Вскоре после этого, выгребая золу из камина — в нынешнем году в последний раз, — Ливви услышала шум. Кто-то шел к их дому. Она плотнее сдвинула шторы и украдкой выглянула в просвет.
По обсаженной бутылочными деревьями тропке шла белая леди. С первого взгляда она показалась Ливви молодой, потом — старой. Чудное дело, ее маленький автомобильчик стоял, пофыркивая, словно чайник, прямо в поле, на тропе: белая леди приехала не по проселку.

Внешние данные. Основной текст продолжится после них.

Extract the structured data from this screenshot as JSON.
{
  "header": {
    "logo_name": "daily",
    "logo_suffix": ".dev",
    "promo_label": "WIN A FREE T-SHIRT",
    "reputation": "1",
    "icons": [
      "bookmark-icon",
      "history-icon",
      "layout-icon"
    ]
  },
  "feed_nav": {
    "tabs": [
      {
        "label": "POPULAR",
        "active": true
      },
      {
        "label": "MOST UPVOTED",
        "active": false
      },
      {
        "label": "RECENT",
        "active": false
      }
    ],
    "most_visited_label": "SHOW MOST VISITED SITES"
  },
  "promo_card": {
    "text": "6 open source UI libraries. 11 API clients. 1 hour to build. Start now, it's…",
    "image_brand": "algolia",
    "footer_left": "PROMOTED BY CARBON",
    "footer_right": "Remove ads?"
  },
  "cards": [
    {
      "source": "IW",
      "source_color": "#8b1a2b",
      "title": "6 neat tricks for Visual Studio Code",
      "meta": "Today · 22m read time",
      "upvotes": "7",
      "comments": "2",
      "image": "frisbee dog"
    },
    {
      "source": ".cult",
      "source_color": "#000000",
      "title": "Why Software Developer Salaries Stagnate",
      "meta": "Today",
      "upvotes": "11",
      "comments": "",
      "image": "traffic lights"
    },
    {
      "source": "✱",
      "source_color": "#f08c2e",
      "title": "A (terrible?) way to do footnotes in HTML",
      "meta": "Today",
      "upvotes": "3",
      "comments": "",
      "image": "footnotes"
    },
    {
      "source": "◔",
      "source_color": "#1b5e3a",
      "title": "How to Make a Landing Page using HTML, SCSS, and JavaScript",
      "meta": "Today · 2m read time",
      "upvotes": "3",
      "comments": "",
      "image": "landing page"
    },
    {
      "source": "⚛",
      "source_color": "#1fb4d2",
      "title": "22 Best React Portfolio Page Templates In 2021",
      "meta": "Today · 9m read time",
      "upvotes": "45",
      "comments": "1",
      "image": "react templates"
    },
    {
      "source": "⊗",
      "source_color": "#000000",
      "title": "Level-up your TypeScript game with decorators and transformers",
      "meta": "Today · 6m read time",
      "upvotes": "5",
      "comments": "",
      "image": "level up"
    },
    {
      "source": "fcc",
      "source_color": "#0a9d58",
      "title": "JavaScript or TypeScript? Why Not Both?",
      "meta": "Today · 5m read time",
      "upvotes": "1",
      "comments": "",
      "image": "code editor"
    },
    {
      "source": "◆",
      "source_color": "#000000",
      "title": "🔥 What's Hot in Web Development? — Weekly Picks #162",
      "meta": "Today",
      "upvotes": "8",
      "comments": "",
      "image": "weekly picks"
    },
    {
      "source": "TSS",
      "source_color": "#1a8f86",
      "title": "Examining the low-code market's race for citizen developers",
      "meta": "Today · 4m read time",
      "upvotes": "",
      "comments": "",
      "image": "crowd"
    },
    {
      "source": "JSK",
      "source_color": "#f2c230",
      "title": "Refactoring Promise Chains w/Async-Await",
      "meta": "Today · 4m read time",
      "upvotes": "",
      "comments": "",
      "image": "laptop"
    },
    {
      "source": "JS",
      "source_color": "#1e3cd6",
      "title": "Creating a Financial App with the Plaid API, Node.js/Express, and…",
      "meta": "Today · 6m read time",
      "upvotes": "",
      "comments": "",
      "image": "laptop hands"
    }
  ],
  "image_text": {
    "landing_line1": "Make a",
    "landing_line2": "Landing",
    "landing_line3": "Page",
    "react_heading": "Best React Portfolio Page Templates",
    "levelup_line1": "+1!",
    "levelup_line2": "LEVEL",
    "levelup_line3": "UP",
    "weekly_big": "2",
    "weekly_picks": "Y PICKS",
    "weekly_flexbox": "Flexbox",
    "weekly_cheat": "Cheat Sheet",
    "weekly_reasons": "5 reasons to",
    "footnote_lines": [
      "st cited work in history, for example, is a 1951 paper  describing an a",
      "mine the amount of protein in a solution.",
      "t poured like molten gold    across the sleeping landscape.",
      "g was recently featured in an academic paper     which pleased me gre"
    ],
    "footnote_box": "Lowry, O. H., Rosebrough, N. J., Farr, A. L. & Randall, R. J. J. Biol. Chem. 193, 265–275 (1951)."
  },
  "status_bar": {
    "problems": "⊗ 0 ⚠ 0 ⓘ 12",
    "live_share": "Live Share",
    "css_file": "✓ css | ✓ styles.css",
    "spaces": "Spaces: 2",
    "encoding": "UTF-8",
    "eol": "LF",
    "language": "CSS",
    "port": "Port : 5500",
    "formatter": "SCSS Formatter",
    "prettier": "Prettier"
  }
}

Ливви сперва постояла, прислушиваясь, как леди долго и настойчиво барабанит в дверь, потом чуть-чуть ее приоткрыла. Леди сразу проскользнула в щель, хотя была отнюдь не худенькая, да еще в большущей шляпе.
— Меня зовут мисс Крошка Мэри, — сказала она.

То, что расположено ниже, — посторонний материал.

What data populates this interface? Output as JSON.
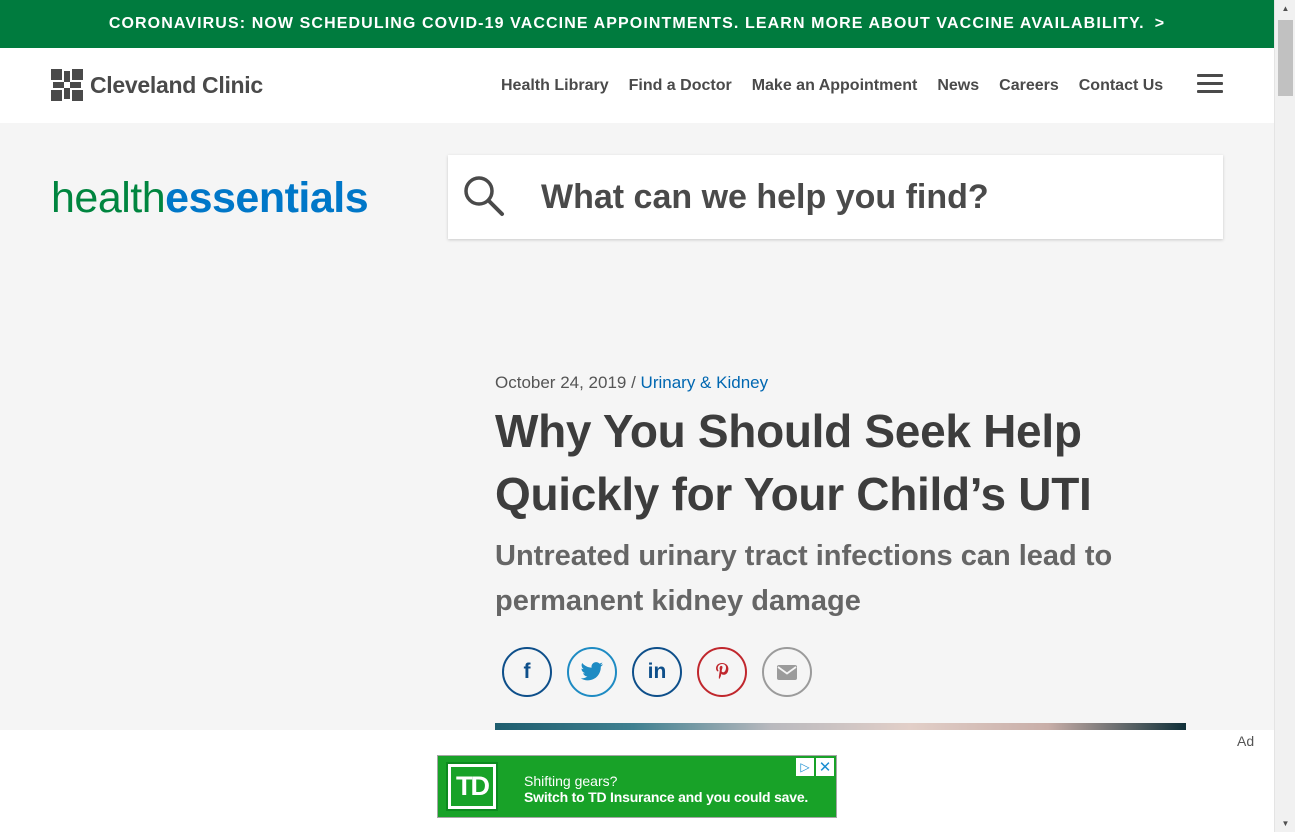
{
  "banner": {
    "text": "CORONAVIRUS: NOW SCHEDULING COVID-19 VACCINE APPOINTMENTS. LEARN MORE ABOUT VACCINE AVAILABILITY.",
    "chevron": ">"
  },
  "header": {
    "logo_text": "Cleveland Clinic",
    "nav": [
      "Health Library",
      "Find a Doctor",
      "Make an Appointment",
      "News",
      "Careers",
      "Contact Us"
    ]
  },
  "brand": {
    "part1": "health",
    "part2": "essentials"
  },
  "search": {
    "placeholder": "What can we help you find?"
  },
  "article": {
    "date": "October 24, 2019",
    "separator": " / ",
    "category": "Urinary & Kidney",
    "title": "Why You Should Seek Help Quickly for Your Child’s UTI",
    "subtitle": "Untreated urinary tract infections can lead to permanent kidney damage"
  },
  "share": {
    "facebook": "f",
    "linkedin": "in"
  },
  "ad": {
    "label": "Ad",
    "logo": "TD",
    "line1": "Shifting gears?",
    "line2": "Switch to TD Insurance and you could save."
  },
  "colors": {
    "banner_green": "#007b3e",
    "brand_green": "#00853f",
    "brand_blue": "#0077c8",
    "link_blue": "#0067b1"
  },
  "icons": [
    "cleveland-clinic-logo-icon",
    "hamburger-menu-icon",
    "search-icon",
    "facebook-icon",
    "twitter-icon",
    "linkedin-icon",
    "pinterest-icon",
    "email-icon",
    "ad-choices-icon",
    "close-icon"
  ]
}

Ливви почтительно разглядывала леди и маленький чемоданчик, который та, дожидаясь подходящего момента, держала в руке. Взгляд белой леди блуждал по комнате, по стенам, по пучкам пальмовых листьев, и в то же время она тараторила:
— Живу я у себя дома… я из Натчеза… но вот приходится ездить… я все окрестности исколесила… показываю эту чудесную косметику и белым, и черным, всем… уж не первый год тут разъезжаю… Пудра и румяна… один оттенок для белых, другой для цветных… На такой работе девушка может позволить себе жить в родительском доме… — И чем пристальнее она оглядывала гостиную, тем быстрее тараторила. Вдруг, сердито дернув головой, она сказала: — Зачем ставить перья в вазу, это не христианский обычай и негигиенично. — Затем вытащила из декольте золотой ключ и принялась отпирать чемоданчик.
Ее лицо бросалось в глаза ярким пятном, так оно было размалевано белилами и румянами, а между продольными морщинками над верхней губой белела пухлая подушечка. Потряхивая рыжими кудряшками, которые выбивались из-под полей ее некогда шикарной, а теперь выгоревшей шляпы из соломки, она с таинственным и торжествующим видом распахнула чемоданчик и стала извлекать оттуда баночку за баночкой, флакончик за флакончиком, ставя все это на стол, камин, фисгармонию, диван.
— Да ты видела ли хоть раз в жизни столько косметики? — воскликнула мисс Крошка Мэри.